Im Flugblatt der Curva Nord, das sich sinngemäss mit «Stures Dagegensein» übersetzen lässt, äussern die Ultras aus Carrara nicht nur Unmut über die trägen Diskussionen rund um ein neues Stadion, sondern rücken den Fokus auch auf ein ernstes Thema: Wenige Tage vor dem 1. Mai verunglückte der Steinbrucharbeiter Paolo Lambruschi tödlich. Nebst einigen persönlichen Worten bleibt im Text besonders der Satz «Man muss von der Arbeit leben, nicht sterben» im Gedächtnis.

Im Stadion wird ihm – unmittelbar nach Anpfiff und von den Fans initiiert – mit einer Schweigeminute und einem Transparent mit klarer Forderung gedacht: Stoppt den Tod am Arbeitsplatz! Worte, die nicht zufällig fallen, sondern tief in der Geschichte Carraras verwurzelt sind. Die Stadt, eingebettet in die Apuanischen Alpen, ist seit jeher mit harter, bisweilen lebensgefährlicher Arbeit verbunden.
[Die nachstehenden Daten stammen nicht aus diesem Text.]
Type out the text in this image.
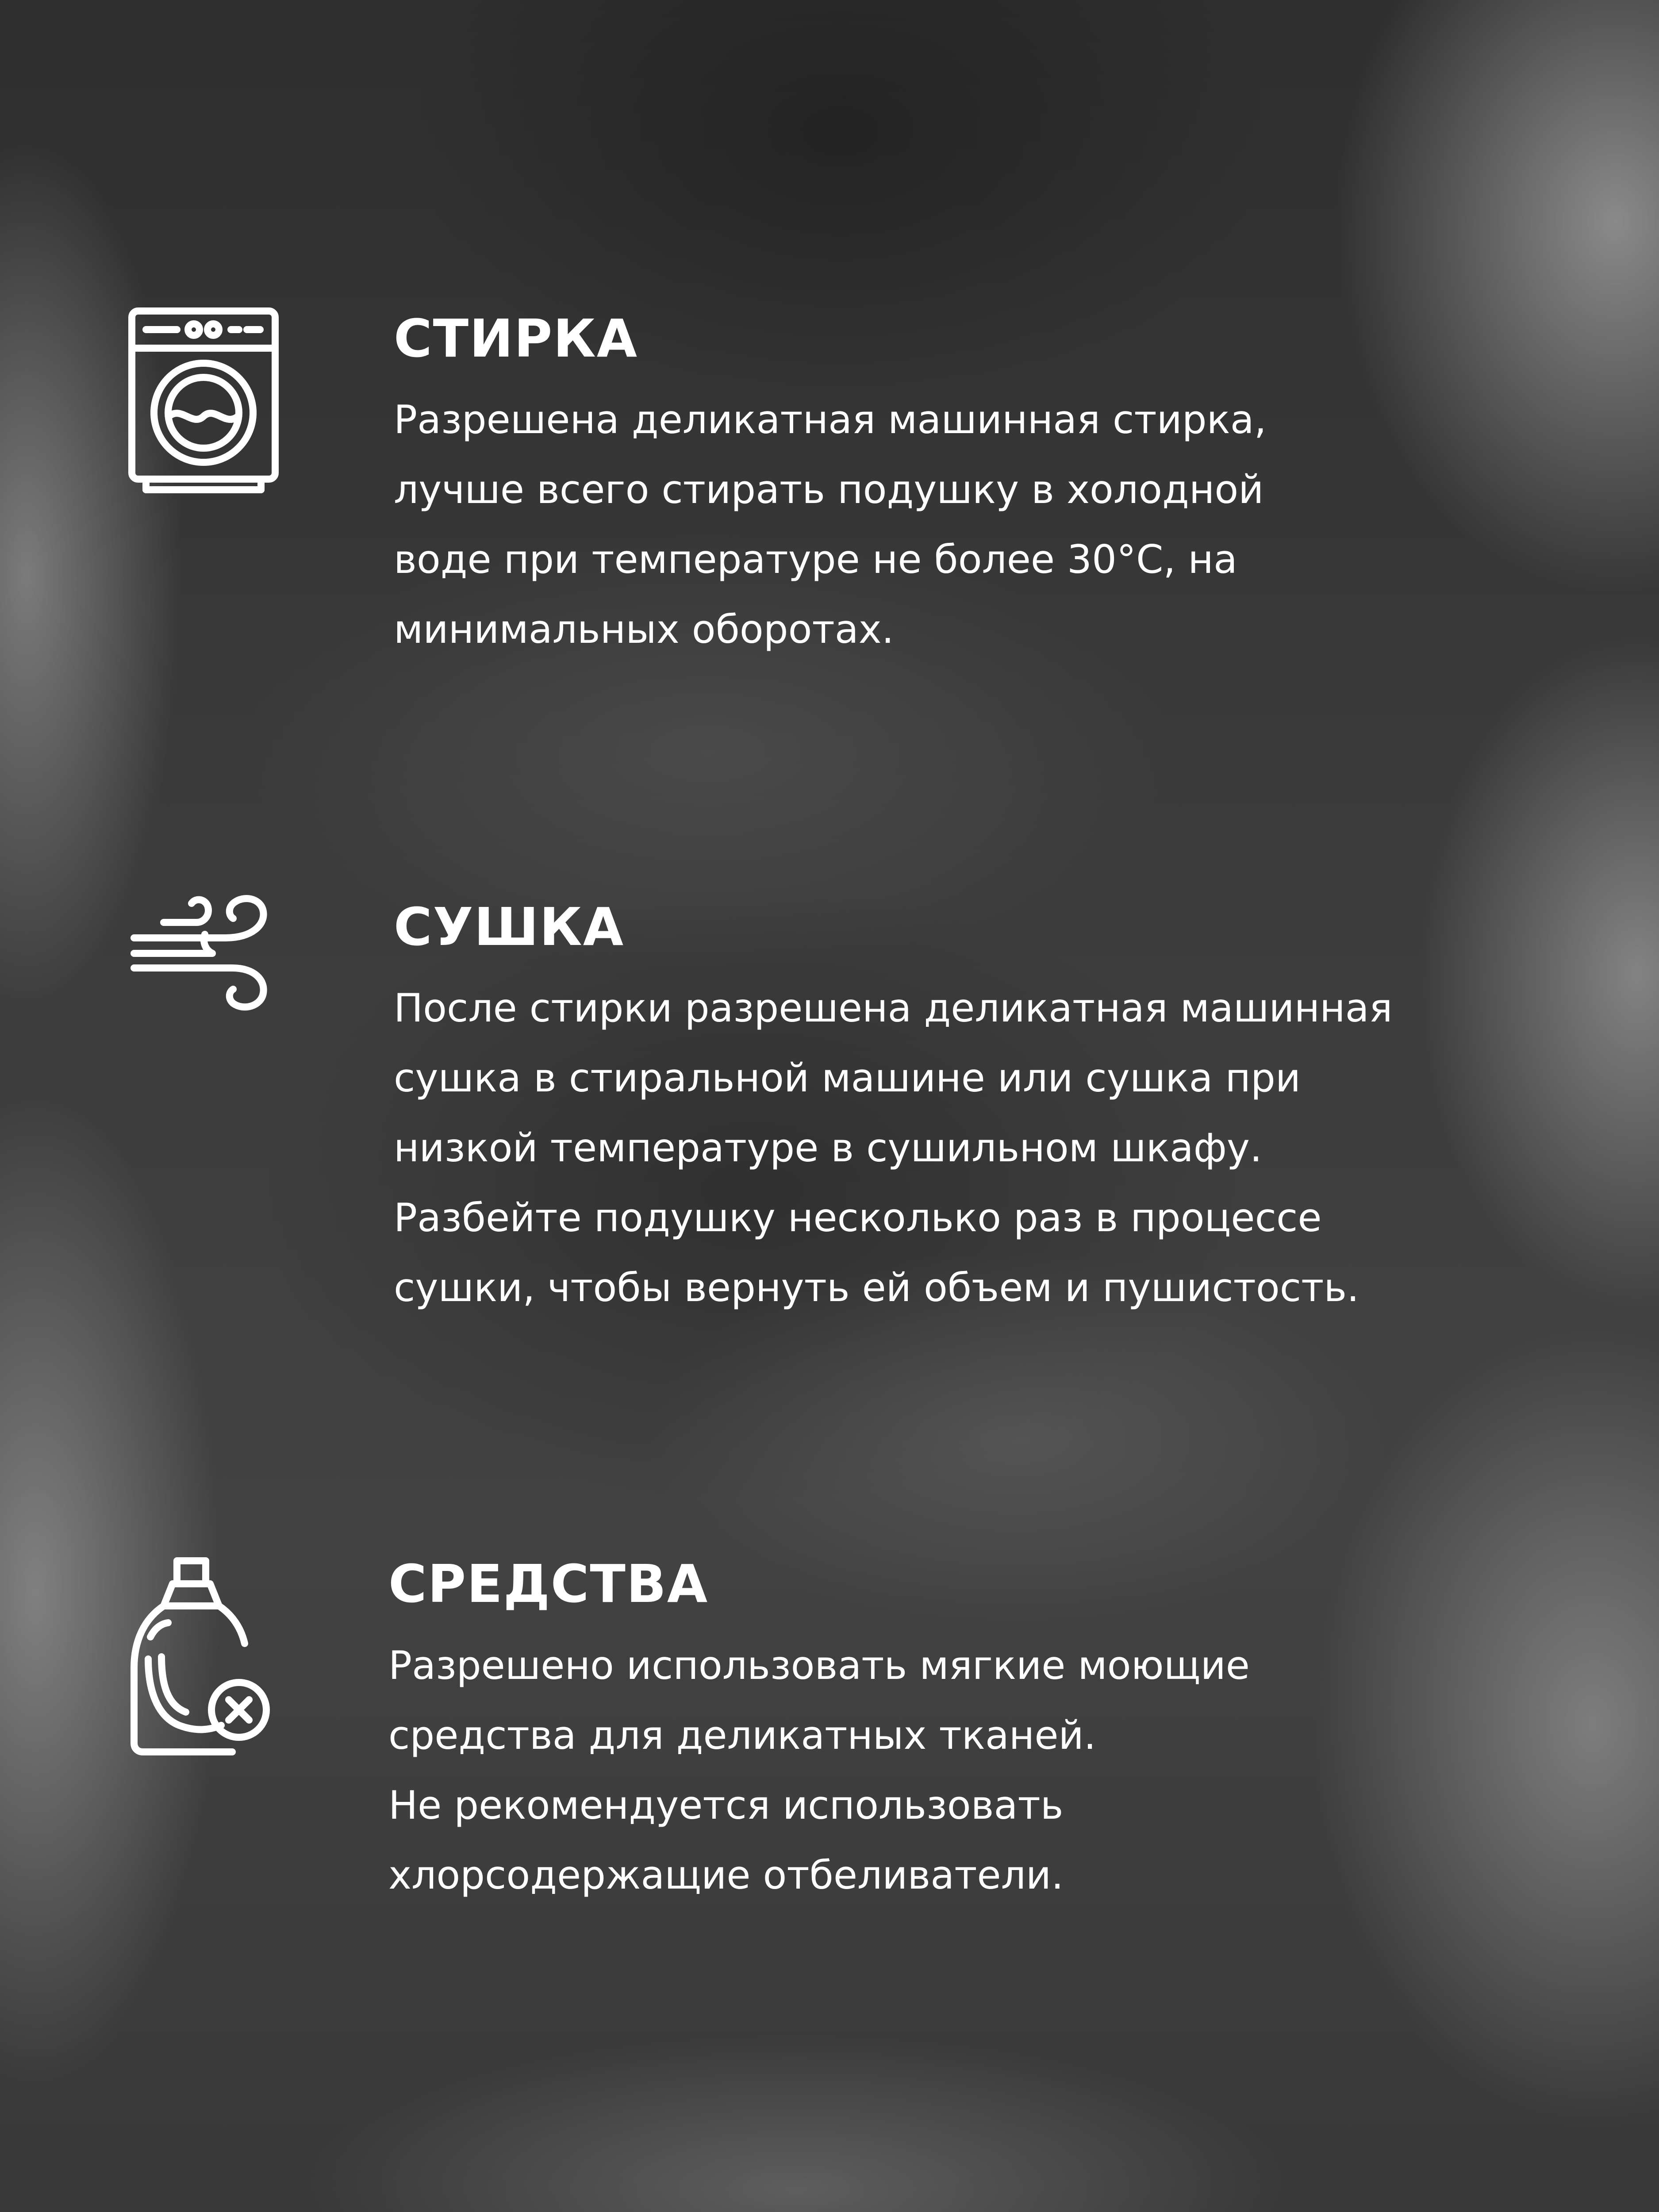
СТИРКА
Разрешена деликатная машинная стирка,
лучше всего стирать подушку в холодной
воде при температуре не более 30°С, на
минимальных оборотах.
СУШКА
После стирки разрешена деликатная машинная
сушка в стиральной машине или сушка при
низкой температуре в сушильном шкафу.
Разбейте подушку несколько раз в процессе
сушки, чтобы вернуть ей объем и пушистость.
СРЕДСТВА
Разрешено использовать мягкие моющие
средства для деликатных тканей.
Не рекомендуется использовать
хлорсодержащие отбеливатели.
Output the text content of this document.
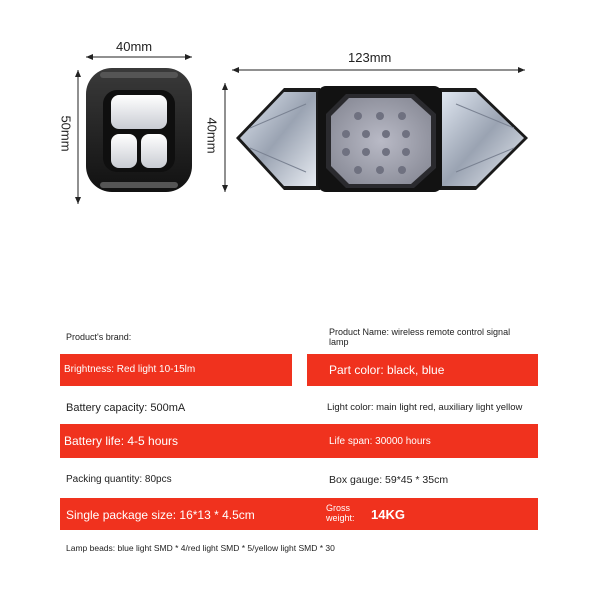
40mm
50mm
123mm
40mm
Product's brand:	Product Name: wireless remote control signal
lamp
Brightness: Red light 10-15lm	Part color: black, blue
Battery capacity: 500mA	Light color: main light red, auxiliary light yellow
Battery life: 4-5 hours	Life span: 30000 hours
Packing quantity: 80pcs	Box gauge: 59*45 * 35cm
Single package size: 16*13 * 4.5cm	Gross
weight: 14KG
Lamp beads: blue light SMD * 4/red light SMD * 5/yellow light SMD * 30
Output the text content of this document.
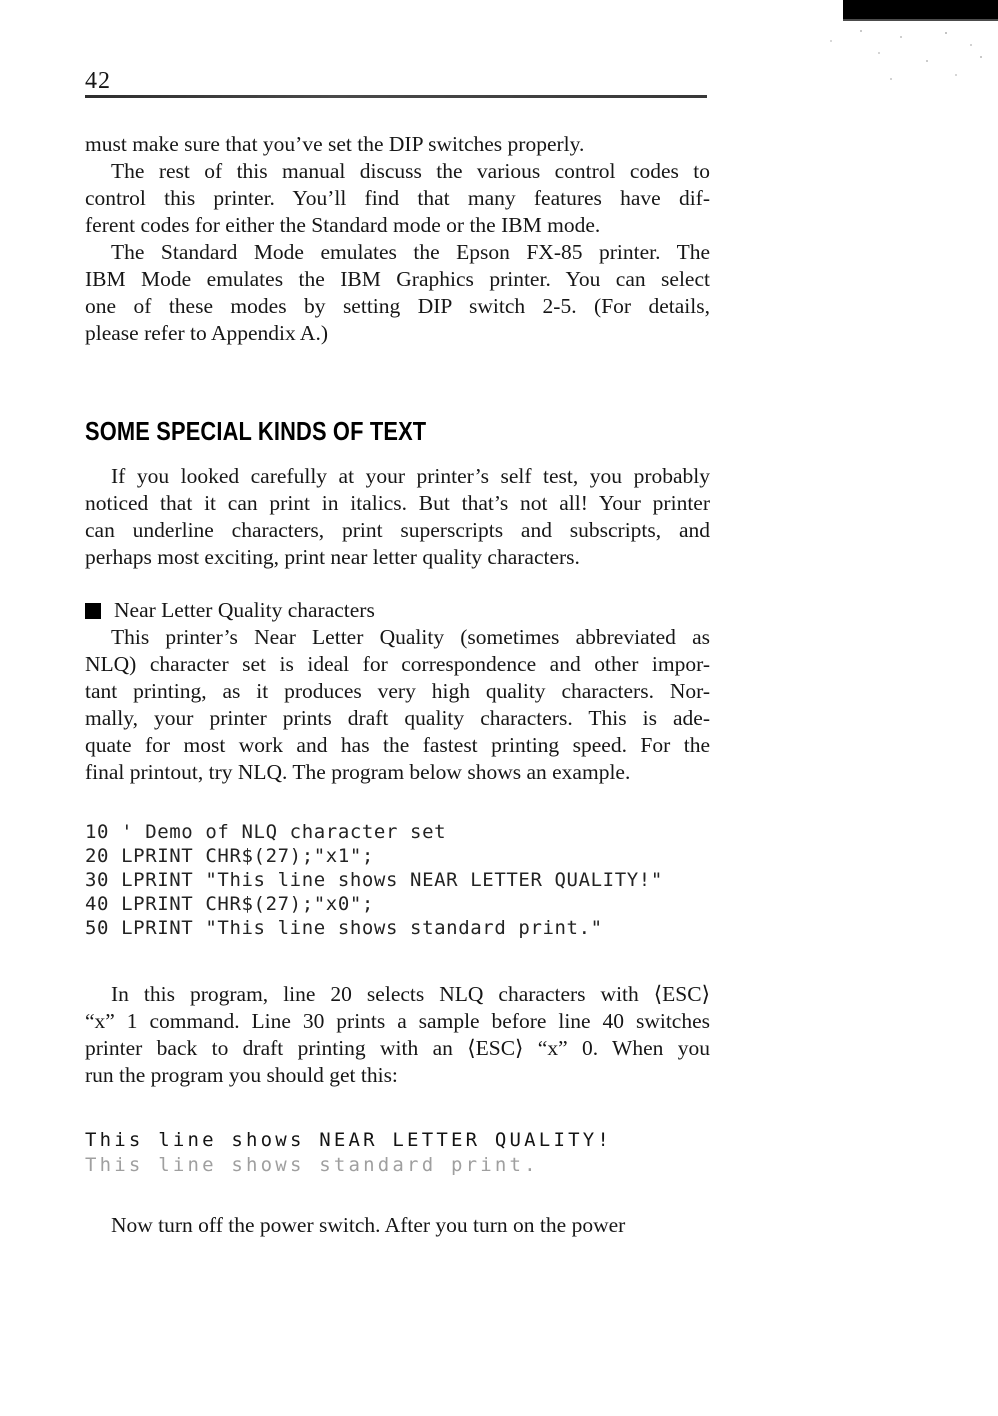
42
must make sure that you’ve set the DIP switches properly.
The rest of this manual discuss the various control codes to
control this printer. You’ll find that many features have dif-
ferent codes for either the Standard mode or the IBM mode.
The Standard Mode emulates the Epson FX-85 printer. The
IBM Mode emulates the IBM Graphics printer. You can select
one of these modes by setting DIP switch 2-5. (For details,
please refer to Appendix A.)
SOME SPECIAL KINDS OF TEXT
If you looked carefully at your printer’s self test, you probably
noticed that it can print in italics. But that’s not all! Your printer
can underline characters, print superscripts and subscripts, and
perhaps most exciting, print near letter quality characters.
Near Letter Quality characters
This printer’s Near Letter Quality (sometimes abbreviated as
NLQ) character set is ideal for correspondence and other impor-
tant printing, as it produces very high quality characters. Nor-
mally, your printer prints draft quality characters. This is ade-
quate for most work and has the fastest printing speed. For the
final printout, try NLQ. The program below shows an example.
10 ' Demo of NLQ character set
20 LPRINT CHR$(27);"x1";
30 LPRINT "This line shows NEAR LETTER QUALITY!"
40 LPRINT CHR$(27);"x0";
50 LPRINT "This line shows standard print."
In this program, line 20 selects NLQ characters with ⟨ESC⟩
“x” 1 command. Line 30 prints a sample before line 40 switches
printer back to draft printing with an ⟨ESC⟩ “x” 0. When you
run the program you should get this:
This line shows NEAR LETTER QUALITY!
This line shows standard print.
Now turn off the power switch. After you turn on the power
Die Steinbrüche hoch über der Stadt, in denen der berühmte Carrara-Marmor gewonnen wird, haben Generationen geprägt – und viele Leben gekostet. Noch heute sind hier rund 30 Abbaustätten in Betrieb, die über dem Talbecken von Fantiscritti in der Sonne wie Schneefelder leuchten.

Dass dieser Alltag nicht nur industrielle, sondern auch kulturelle Spuren hinterlässt, manifestiert sich im Stadtbild: Trottoirs, Sitzbänke oder Pflanzentöpfe – alles aus Marmor. Wer Michelangelos David-Statue aus Florenz kennt, staunt, wie selbstverständlich mit dem edlen Werkstoff umgegangen wird. Sogar das Stadt- und Vereinswappen, ein stilisiertes Rad, erinnert an die alten «carri», die Karren, mit denen die schweren Blöcke einst zur Verarbeitung hinab ins Tal gebracht wurden.

Auch im Gästeblock herrscht zunächst Schweigen. Der Grund für den Protest des Gruppen-Dreiergespanns «Quei Bravi Ragazzi», «Vecchie Brigate» und «Dag dal Gas» – die seit der Auflösung von «Avia Pervia» den Kern von Modenas Fanszene bilden – liegt aber in den zuletzt schwachen Leistungen des Teams sowie in der jüngsten Derby-Niederlage gegen Reggiana. Die Anhänger aus Reggio Emilia waren einst Verbündete Carraras, doch seit deren Akzeptanz der Tessera haben die Carrara-Fans diese Verbindung gekappt. Das Verhältnis zu Modena ist damit historisch belastet – aber dennoch von gegenseitigem Respekt geprägt.

Exakt gegenüber der Gästefans liegt der Stimmungskern Carraras, wo hinter den wenigen Sitzreihen überraschenderweise auch ein Baum auf dem Stadionareal steht. Die Curva Nord trägt den Namen von Lauro Perini, der 1979 die historische Gruppe «Commando Ultrà Indian Trips» ins Leben rief. Erst seit wenigen Jahren und dem erhöhten Zuschaueraufkommen sind die Ultras tatsächlich wieder in der Nordkurve beheimatet. Zuvor standen auch sie auf der Gegengerade, wo weitere kleinere Gruppen bestehen, die jedoch kaum in Erscheinung treten. Die Fanszene ist links geprägt und unterhält mit Sturm Graz ein herzliches Verhältnis, dessen Anhänger wiederum mit Carraras ehemaliger Freundschaft Pisa verbunden sind. Die stärkste Abneigung hegen die Carrarese-Fans gegenüber Spezia, die auch an diesem Nachmittag immer wieder besungen wird.

Sportlich erlebt der Verein derzeit ein Hoch: Nach 76 Jahren gelang dem Klub auf diese Saison hin der Aufstieg in die Serie B. Mit einem sehenswerten Kopfballtreffer in der 86. Minute zum 2:1 sicherten sich die Toskaner vor 4’194 Zuschauern wohl vorzeitig den Klassenerhalt. Eine beeindruckende Willensleistung, trotz Unterzahl nach wenigen Minuten aufgrund einer Notbremse des Goalies.